- Born: 1879 Glagolcheskaya, Troitskosavsk, Russian Empire (now Kyakhta, Republic of Buryatia, Russia)
- Died: 15 December 1937 (aged 57–58) Novosibirsk, Novosibirsk Oblast, RSFSR. USSR
- Occupations: Explorer, Mongolist, diplomat, translator, noncomissioned officer
- Years active: Russia (1899-1914) Mongolia (1914-1931)
- Awards: Lesser silver medal of the Russian Geographical Society

= Tsogto Badmazhapov =

Russian translator and explorer (1879–1937)

Tsogto Garmayevich Badmazhapov (Цогто Гармаевич Бадмажапов; 1879–1937) was a Buryat Russian translator, Mongolist, and discoverer of the city of Khara-Khoto.

== Biography ==
An ethnic Buryat, he was a native of Troitskosavsk district in the Transbaikal Oblast of the Russian Empire. Badmazhapov worked for a trading company based at Kyakhta, "Sobennikov and Molchanov Brothers" under Bazar Baradin.

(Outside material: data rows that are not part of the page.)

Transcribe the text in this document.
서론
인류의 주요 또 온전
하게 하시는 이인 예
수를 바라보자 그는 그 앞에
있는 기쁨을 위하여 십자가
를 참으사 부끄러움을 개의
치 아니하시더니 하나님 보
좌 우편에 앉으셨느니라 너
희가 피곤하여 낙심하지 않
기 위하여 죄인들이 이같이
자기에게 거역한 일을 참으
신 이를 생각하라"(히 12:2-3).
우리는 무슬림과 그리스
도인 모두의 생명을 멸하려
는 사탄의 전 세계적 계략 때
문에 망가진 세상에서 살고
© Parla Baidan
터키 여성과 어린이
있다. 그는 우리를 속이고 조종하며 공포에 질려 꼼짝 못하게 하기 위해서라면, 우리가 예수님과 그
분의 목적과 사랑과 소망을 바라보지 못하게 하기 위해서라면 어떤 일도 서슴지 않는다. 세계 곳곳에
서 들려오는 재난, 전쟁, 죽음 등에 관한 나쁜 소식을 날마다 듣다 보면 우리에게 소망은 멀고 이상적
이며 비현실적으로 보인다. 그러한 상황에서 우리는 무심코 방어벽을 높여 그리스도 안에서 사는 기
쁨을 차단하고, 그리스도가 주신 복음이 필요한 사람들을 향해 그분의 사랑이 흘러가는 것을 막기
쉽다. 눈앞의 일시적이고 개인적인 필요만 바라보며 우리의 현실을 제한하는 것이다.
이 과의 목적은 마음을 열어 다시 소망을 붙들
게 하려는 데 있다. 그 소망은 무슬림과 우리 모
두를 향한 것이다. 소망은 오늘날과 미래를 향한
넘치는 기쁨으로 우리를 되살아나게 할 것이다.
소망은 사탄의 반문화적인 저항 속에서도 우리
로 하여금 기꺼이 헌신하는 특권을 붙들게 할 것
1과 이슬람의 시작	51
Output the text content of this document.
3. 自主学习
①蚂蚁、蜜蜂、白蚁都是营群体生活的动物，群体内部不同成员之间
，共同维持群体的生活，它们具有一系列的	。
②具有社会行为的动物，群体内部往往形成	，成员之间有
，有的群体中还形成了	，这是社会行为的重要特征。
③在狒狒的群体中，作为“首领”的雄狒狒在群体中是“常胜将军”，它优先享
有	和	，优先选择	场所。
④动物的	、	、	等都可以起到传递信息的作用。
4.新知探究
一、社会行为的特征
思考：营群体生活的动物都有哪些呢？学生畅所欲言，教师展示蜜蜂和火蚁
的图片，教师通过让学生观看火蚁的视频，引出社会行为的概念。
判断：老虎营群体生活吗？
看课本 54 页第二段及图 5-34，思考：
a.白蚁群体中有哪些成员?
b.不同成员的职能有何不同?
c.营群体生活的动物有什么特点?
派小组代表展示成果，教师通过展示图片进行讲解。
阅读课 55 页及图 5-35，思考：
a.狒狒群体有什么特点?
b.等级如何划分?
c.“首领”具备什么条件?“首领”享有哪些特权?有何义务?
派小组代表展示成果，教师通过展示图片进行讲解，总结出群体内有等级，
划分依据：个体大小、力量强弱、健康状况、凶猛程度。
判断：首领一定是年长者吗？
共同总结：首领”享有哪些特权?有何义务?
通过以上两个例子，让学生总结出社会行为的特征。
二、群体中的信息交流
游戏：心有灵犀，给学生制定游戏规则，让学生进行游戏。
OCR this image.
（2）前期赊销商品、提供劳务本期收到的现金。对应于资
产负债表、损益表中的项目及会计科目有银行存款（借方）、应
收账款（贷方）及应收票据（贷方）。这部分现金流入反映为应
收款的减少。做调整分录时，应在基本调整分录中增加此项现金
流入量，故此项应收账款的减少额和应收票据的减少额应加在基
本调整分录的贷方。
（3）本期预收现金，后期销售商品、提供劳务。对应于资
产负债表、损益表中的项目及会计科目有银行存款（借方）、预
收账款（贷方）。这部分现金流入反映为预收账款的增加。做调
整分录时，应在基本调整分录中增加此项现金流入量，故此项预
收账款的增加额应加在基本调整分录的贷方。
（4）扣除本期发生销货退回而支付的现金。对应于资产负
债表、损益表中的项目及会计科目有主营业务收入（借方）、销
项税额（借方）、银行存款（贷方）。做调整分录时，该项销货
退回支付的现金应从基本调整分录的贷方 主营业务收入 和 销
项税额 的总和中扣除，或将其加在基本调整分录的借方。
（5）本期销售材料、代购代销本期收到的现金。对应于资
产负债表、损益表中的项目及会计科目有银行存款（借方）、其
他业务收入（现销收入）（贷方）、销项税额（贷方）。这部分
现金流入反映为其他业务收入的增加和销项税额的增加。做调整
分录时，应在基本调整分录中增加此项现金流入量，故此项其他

In his capacity as a translator and explorer with the rank of senior warden (uryadnik) he participated in the Mongol-Tibetan Expedition of Pyotr Kozlov, where he discovered the ancient city of Khara-Khoto in 1907. Kozlov never acknowledged this discovery, which only became known after the collapse of the Soviet Union.

He was executed during the Great Purge in 1937 on charges of participating in a counter-revolutionary conspiracy against the Mongolian People's Republic.

Badmazhapov's home in Urga is now the Historical Museum of Ulan-Bator.